TrueView indicators also include a suite of meta information indicators (e.g., coverage, sources, accuracy, precision, timeliness) that enable users to implement data-driven processes of continual improvement.
Unlike other wellbeing (or ESG) indicator frameworks, TrueView indicators directly support wellbeing-driven analysis, planning, and budgeting for both public and private sector organizations.
- TrueView indicators can help ESG analysts transform corporate ESG reports into ESG risk-adjusted financials that can be used by investors to better value companies
- TrueView indicators can help national statistics departments turn measures of GDP into measures of societal wellbeing that can be used to drive public policy and budget allocations in support of wellbeing-based budgeting
- TrueView indicators can help ecologists represent the state of the environment in ways that make it easy to see and analyze its interdependencies with human society (including its financial economy) and to calculate the ecosystem service pricing required to achieve societal goals
- TrueView indicators can help planners formulate, in a well-grounded fashion, financially sound projects and portfolios of such projects (whether for corporations, NGOs or governments) whose expected outcome is the improvement of wellbeing for each of its stakeholders
TrueView implementation architectures may include a data ingest component, a data storage component, map, tabular and/or graphic views, an analysis module, a planning module, and a communications module.

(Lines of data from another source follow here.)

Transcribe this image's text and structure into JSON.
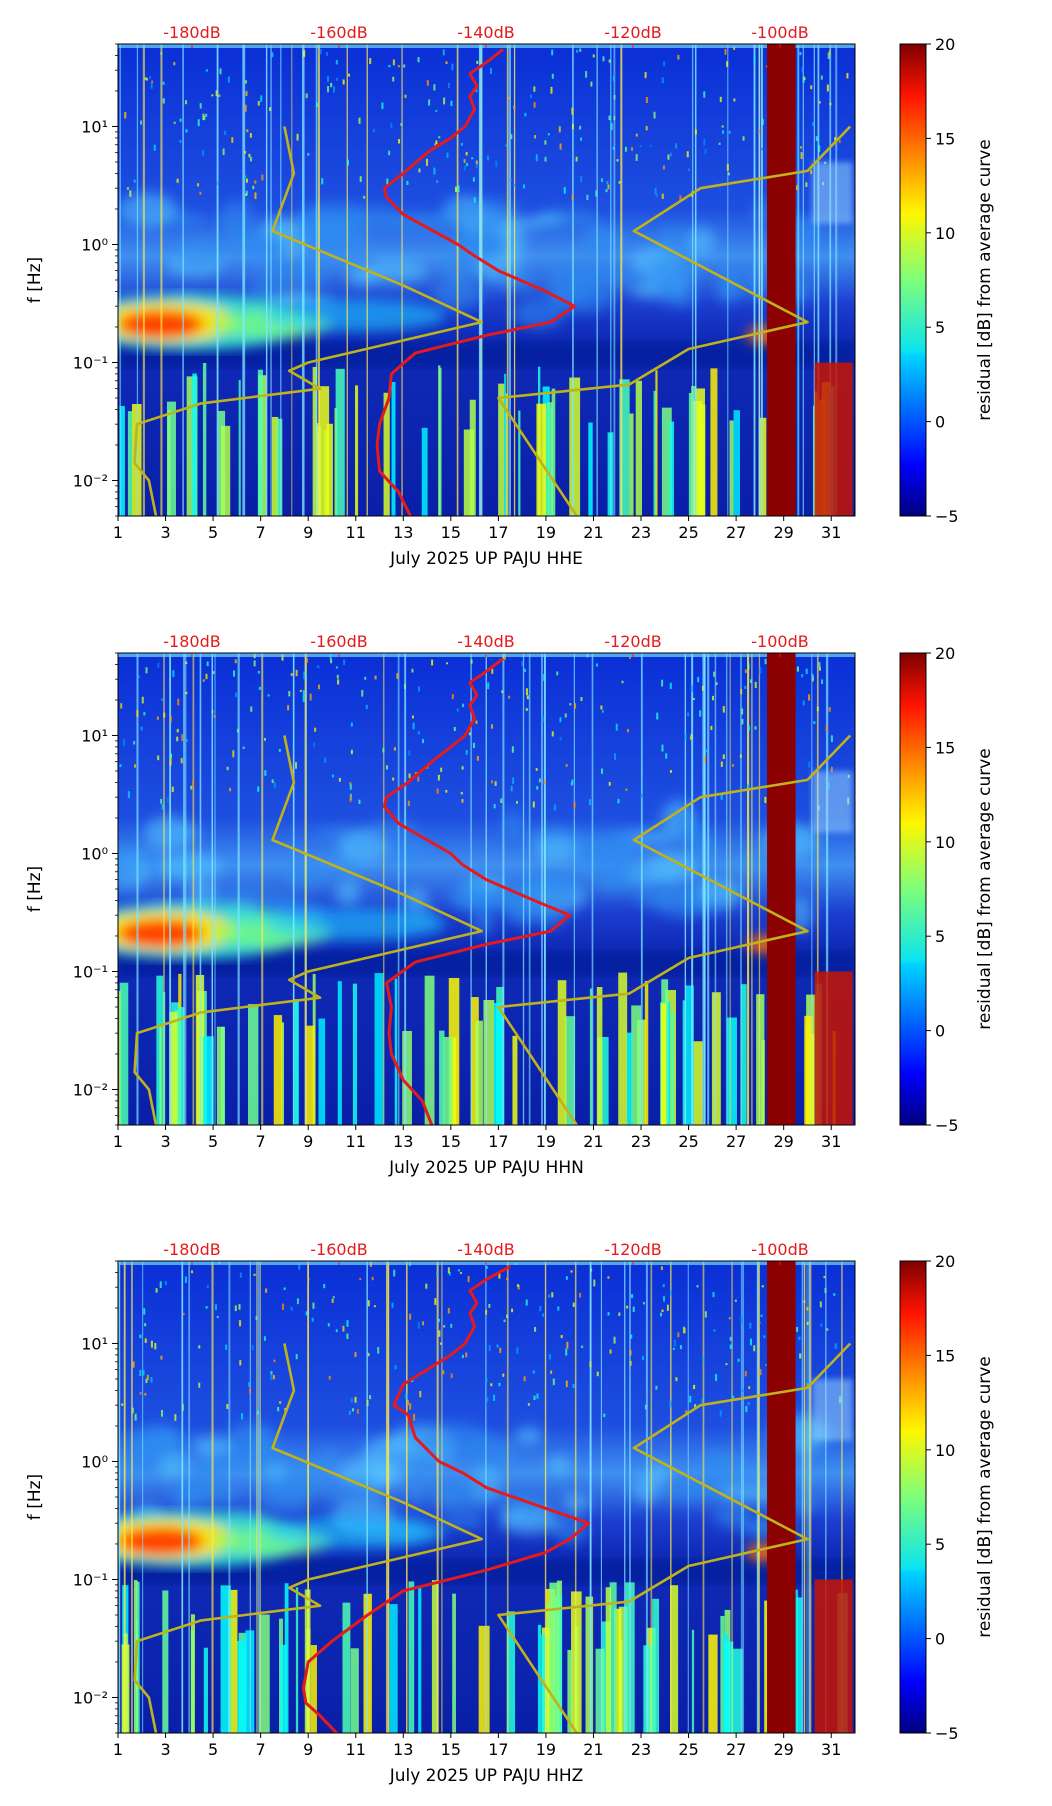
{
  "colors": {
    "ref_curve": "#e41a1c",
    "model_curve": "#bfb21c",
    "top_axis_text": "#e41a1c",
    "saturated_band": "#8b0000"
  },
  "colorbar": {
    "label": "residual [dB] from average curve",
    "ticks": [
      "20",
      "15",
      "10",
      "5",
      "0",
      "−5"
    ],
    "range": [
      -5,
      20
    ],
    "colormap": "jet"
  },
  "chart_data": [
    {
      "type": "heatmap",
      "title": "",
      "xlabel": "July 2025 UP PAJU  HHE",
      "ylabel": "f [Hz]",
      "x_ticks": [
        "1",
        "3",
        "5",
        "7",
        "9",
        "11",
        "13",
        "15",
        "17",
        "19",
        "21",
        "23",
        "25",
        "27",
        "29",
        "31"
      ],
      "xlim": [
        1,
        32
      ],
      "y_ticks": [
        "10¹",
        "10⁰",
        "10⁻¹",
        "10⁻²"
      ],
      "ylim": [
        0.005,
        50
      ],
      "top_ticks": [
        "-180dB",
        "-160dB",
        "-140dB",
        "-120dB",
        "-100dB"
      ],
      "series": [
        {
          "name": "red_curve",
          "points": [
            [
              13.3,
              0.005
            ],
            [
              12.8,
              0.008
            ],
            [
              12.0,
              0.012
            ],
            [
              11.9,
              0.02
            ],
            [
              12.0,
              0.03
            ],
            [
              12.4,
              0.05
            ],
            [
              12.5,
              0.08
            ],
            [
              13.5,
              0.12
            ],
            [
              16.5,
              0.17
            ],
            [
              19.2,
              0.22
            ],
            [
              20.2,
              0.3
            ],
            [
              19.0,
              0.4
            ],
            [
              17.0,
              0.6
            ],
            [
              16.0,
              0.8
            ],
            [
              15.3,
              1.0
            ],
            [
              13.0,
              1.8
            ],
            [
              12.3,
              2.5
            ],
            [
              12.2,
              3.0
            ],
            [
              13.0,
              4.0
            ],
            [
              14.0,
              6.0
            ],
            [
              15.0,
              8.0
            ],
            [
              15.6,
              10.0
            ],
            [
              16.0,
              14.0
            ],
            [
              15.8,
              18.0
            ],
            [
              16.1,
              22.0
            ],
            [
              15.8,
              28.0
            ],
            [
              16.5,
              35.0
            ],
            [
              17.2,
              45.0
            ]
          ]
        },
        {
          "name": "olive_curve_left",
          "points": [
            [
              2.6,
              0.005
            ],
            [
              2.3,
              0.01
            ],
            [
              1.7,
              0.014
            ],
            [
              1.8,
              0.03
            ],
            [
              4.5,
              0.045
            ],
            [
              9.5,
              0.06
            ],
            [
              8.2,
              0.085
            ],
            [
              9.0,
              0.1
            ],
            [
              16.3,
              0.22
            ],
            [
              13.0,
              0.45
            ],
            [
              7.5,
              1.3
            ],
            [
              8.4,
              4.0
            ],
            [
              8.0,
              10.0
            ]
          ]
        },
        {
          "name": "olive_curve_right",
          "points": [
            [
              20.3,
              0.005
            ],
            [
              17.0,
              0.05
            ],
            [
              22.5,
              0.065
            ],
            [
              25.0,
              0.13
            ],
            [
              30.0,
              0.22
            ],
            [
              22.7,
              1.3
            ],
            [
              25.5,
              3.0
            ],
            [
              30.0,
              4.2
            ],
            [
              31.8,
              10.0
            ]
          ]
        }
      ]
    },
    {
      "type": "heatmap",
      "title": "",
      "xlabel": "July 2025 UP PAJU  HHN",
      "ylabel": "f [Hz]",
      "x_ticks": [
        "1",
        "3",
        "5",
        "7",
        "9",
        "11",
        "13",
        "15",
        "17",
        "19",
        "21",
        "23",
        "25",
        "27",
        "29",
        "31"
      ],
      "xlim": [
        1,
        32
      ],
      "y_ticks": [
        "10¹",
        "10⁰",
        "10⁻¹",
        "10⁻²"
      ],
      "ylim": [
        0.005,
        50
      ],
      "top_ticks": [
        "-180dB",
        "-160dB",
        "-140dB",
        "-120dB",
        "-100dB"
      ],
      "series": [
        {
          "name": "red_curve",
          "points": [
            [
              14.2,
              0.005
            ],
            [
              13.8,
              0.008
            ],
            [
              13.0,
              0.012
            ],
            [
              12.5,
              0.02
            ],
            [
              12.4,
              0.03
            ],
            [
              12.5,
              0.05
            ],
            [
              12.3,
              0.08
            ],
            [
              13.5,
              0.12
            ],
            [
              16.5,
              0.17
            ],
            [
              19.2,
              0.22
            ],
            [
              20.0,
              0.3
            ],
            [
              18.5,
              0.4
            ],
            [
              16.5,
              0.6
            ],
            [
              15.5,
              0.8
            ],
            [
              15.0,
              1.0
            ],
            [
              12.8,
              1.8
            ],
            [
              12.2,
              2.5
            ],
            [
              12.3,
              3.0
            ],
            [
              13.2,
              4.0
            ],
            [
              14.2,
              6.0
            ],
            [
              15.0,
              8.0
            ],
            [
              15.6,
              10.0
            ],
            [
              16.0,
              14.0
            ],
            [
              15.8,
              18.0
            ],
            [
              16.1,
              22.0
            ],
            [
              15.8,
              28.0
            ],
            [
              16.5,
              35.0
            ],
            [
              17.2,
              45.0
            ]
          ]
        },
        {
          "name": "olive_curve_left",
          "points": [
            [
              2.6,
              0.005
            ],
            [
              2.3,
              0.01
            ],
            [
              1.7,
              0.014
            ],
            [
              1.8,
              0.03
            ],
            [
              4.5,
              0.045
            ],
            [
              9.5,
              0.06
            ],
            [
              8.2,
              0.085
            ],
            [
              9.0,
              0.1
            ],
            [
              16.3,
              0.22
            ],
            [
              13.0,
              0.45
            ],
            [
              7.5,
              1.3
            ],
            [
              8.4,
              4.0
            ],
            [
              8.0,
              10.0
            ]
          ]
        },
        {
          "name": "olive_curve_right",
          "points": [
            [
              20.3,
              0.005
            ],
            [
              17.0,
              0.05
            ],
            [
              22.5,
              0.065
            ],
            [
              25.0,
              0.13
            ],
            [
              30.0,
              0.22
            ],
            [
              22.7,
              1.3
            ],
            [
              25.5,
              3.0
            ],
            [
              30.0,
              4.2
            ],
            [
              31.8,
              10.0
            ]
          ]
        }
      ]
    },
    {
      "type": "heatmap",
      "title": "",
      "xlabel": "July 2025 UP PAJU  HHZ",
      "ylabel": "f [Hz]",
      "x_ticks": [
        "1",
        "3",
        "5",
        "7",
        "9",
        "11",
        "13",
        "15",
        "17",
        "19",
        "21",
        "23",
        "25",
        "27",
        "29",
        "31"
      ],
      "xlim": [
        1,
        32
      ],
      "y_ticks": [
        "10¹",
        "10⁰",
        "10⁻¹",
        "10⁻²"
      ],
      "ylim": [
        0.005,
        50
      ],
      "top_ticks": [
        "-180dB",
        "-160dB",
        "-140dB",
        "-120dB",
        "-100dB"
      ],
      "series": [
        {
          "name": "red_curve",
          "points": [
            [
              10.2,
              0.005
            ],
            [
              9.5,
              0.007
            ],
            [
              8.9,
              0.009
            ],
            [
              8.8,
              0.012
            ],
            [
              9.0,
              0.02
            ],
            [
              10.0,
              0.03
            ],
            [
              11.5,
              0.05
            ],
            [
              13.0,
              0.08
            ],
            [
              16.5,
              0.12
            ],
            [
              19.0,
              0.17
            ],
            [
              20.0,
              0.22
            ],
            [
              20.8,
              0.3
            ],
            [
              19.0,
              0.4
            ],
            [
              16.5,
              0.6
            ],
            [
              15.5,
              0.8
            ],
            [
              14.5,
              1.0
            ],
            [
              13.5,
              1.6
            ],
            [
              13.2,
              2.5
            ],
            [
              12.6,
              3.0
            ],
            [
              13.0,
              4.5
            ],
            [
              14.0,
              6.0
            ],
            [
              15.0,
              8.0
            ],
            [
              15.6,
              10.0
            ],
            [
              16.0,
              14.0
            ],
            [
              15.8,
              18.0
            ],
            [
              16.1,
              22.0
            ],
            [
              15.8,
              28.0
            ],
            [
              16.5,
              35.0
            ],
            [
              17.5,
              45.0
            ]
          ]
        },
        {
          "name": "olive_curve_left",
          "points": [
            [
              2.6,
              0.005
            ],
            [
              2.3,
              0.01
            ],
            [
              1.7,
              0.014
            ],
            [
              1.8,
              0.03
            ],
            [
              4.5,
              0.045
            ],
            [
              9.5,
              0.06
            ],
            [
              8.2,
              0.085
            ],
            [
              9.0,
              0.1
            ],
            [
              16.3,
              0.22
            ],
            [
              13.0,
              0.45
            ],
            [
              7.5,
              1.3
            ],
            [
              8.4,
              4.0
            ],
            [
              8.0,
              10.0
            ]
          ]
        },
        {
          "name": "olive_curve_right",
          "points": [
            [
              20.3,
              0.005
            ],
            [
              17.0,
              0.05
            ],
            [
              22.5,
              0.065
            ],
            [
              25.0,
              0.13
            ],
            [
              30.0,
              0.22
            ],
            [
              22.7,
              1.3
            ],
            [
              25.5,
              3.0
            ],
            [
              30.0,
              4.2
            ],
            [
              31.8,
              10.0
            ]
          ]
        }
      ]
    }
  ]
}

Semantically Structured Data
Sustainability minded researchers and policy analysts are drowning in data. There are hundreds of government- and NGO-produced data sources on almost every facet of human society and the environment.
The problem is each data source stands on its own. Thinking of data sources as drinks, each data source comes with its own straw. It’s Babel; it’s crazy; it’s data chaos.
Solving the data chaos problem means combining all the data sources in a meaningful way so that users can ingest all the data with just one straw.
A lot of research has gone into solving the data chaos problem. It is a hard problem. And until now, data and software providers use the term ‘semantic’ to mean that all the data under their control can be queried through a single language. The weakness with these kinds of solutions is that they are static. The minute you try to allow researchers to add their research, to extend the database, it’s either not possible within that data framework or the single language aspect of the data is lost. Either way, it’s back to data chaos.
The only way to truly solve the problem of data chaos is to have a kernel of meaning in a multi-dimensional structure that can be extended through subtyping, subdividing, and composition to cover any possible expression. Anything that any researcher might encounter would have to be generatable as a particular subtype and/or component and/or composition of what had gone before. Since BlenderLogic developed the world’s first upper ontology language that provides for subtyping, subdividing and composition, this is why sciGaia has partnered with them to produce TrueView’s semantic data handler. The base dimensions in TrueView e.g., dimensions for stakeholders, capital and wellbeing are derived from BlenderLogic’s ontology engine.